As we can see it takes a fair bit of work to infiltrate a target. So why do we protection? The end result is if someone doesn't want to be caught, they need another machine. Or many.

  • The most common threat scenario:
    • Being attacked, but you are not the target!
    • Targets become very broad: Anyone with windows, anyone with an RBC account etc.
    • Surveillance becomes less needed if you infect a trusted system.
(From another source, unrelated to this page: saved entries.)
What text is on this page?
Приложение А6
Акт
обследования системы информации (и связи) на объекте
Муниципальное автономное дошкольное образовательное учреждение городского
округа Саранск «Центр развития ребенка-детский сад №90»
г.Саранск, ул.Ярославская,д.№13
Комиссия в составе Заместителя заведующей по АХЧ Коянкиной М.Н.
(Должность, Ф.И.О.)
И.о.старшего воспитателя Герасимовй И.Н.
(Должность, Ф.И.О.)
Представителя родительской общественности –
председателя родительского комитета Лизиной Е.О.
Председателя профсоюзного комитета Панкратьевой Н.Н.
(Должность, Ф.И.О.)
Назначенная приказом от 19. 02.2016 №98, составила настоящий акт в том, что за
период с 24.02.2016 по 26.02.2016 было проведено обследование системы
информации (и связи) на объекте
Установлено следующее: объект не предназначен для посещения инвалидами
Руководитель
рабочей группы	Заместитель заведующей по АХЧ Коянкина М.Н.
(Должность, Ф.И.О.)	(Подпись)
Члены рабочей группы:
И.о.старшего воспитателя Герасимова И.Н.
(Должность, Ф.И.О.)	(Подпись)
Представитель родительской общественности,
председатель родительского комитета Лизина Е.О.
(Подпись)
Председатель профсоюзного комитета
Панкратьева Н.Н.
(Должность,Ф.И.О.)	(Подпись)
Recently, some attackers stop at surveillance. They develop the exploits and keep them; in order to sell the vulnerability (not the exploit) or blackmail. Governments now keep exploit stacks.

Countermeasures

  • We can't stop surveillence, but we can mitigate it. This is the purpose of firewalls, they reduce infomation that can be obtained from the outside.
  • Having a custom OS would be very ideal, an attacker can't practice against a copy of your system. Live and noisy attacks become the only method of attacker. And the system targeted can attempt up it's security in response, or move data.
  • Under ideal conditions, the reference monitor of a system cannot be broken into. An attacker has to deal with the reference monitor's restrictions. They have to attack people and use the methods they would use to edit data. As a result, every user is a possible attacker. The access of every user, including root, must be limited.
  • Preventing an attacker from achieving their goals and covering their tracks are the most reliant countermeasures.
    • Logs that can't be tampered with by being placed on another system, or uneditable.
    • Information being withheld to even users
  • One problem. We can't make a perfect reference monitor.
    • The rest of the semester, we'll talk about the failure of reference monitor.

Tools

  • NMAP: A tool designed to identify system and their versions, by analyzing the responses. Each system implements networks slightly differently, and this tool has a small database to compare to.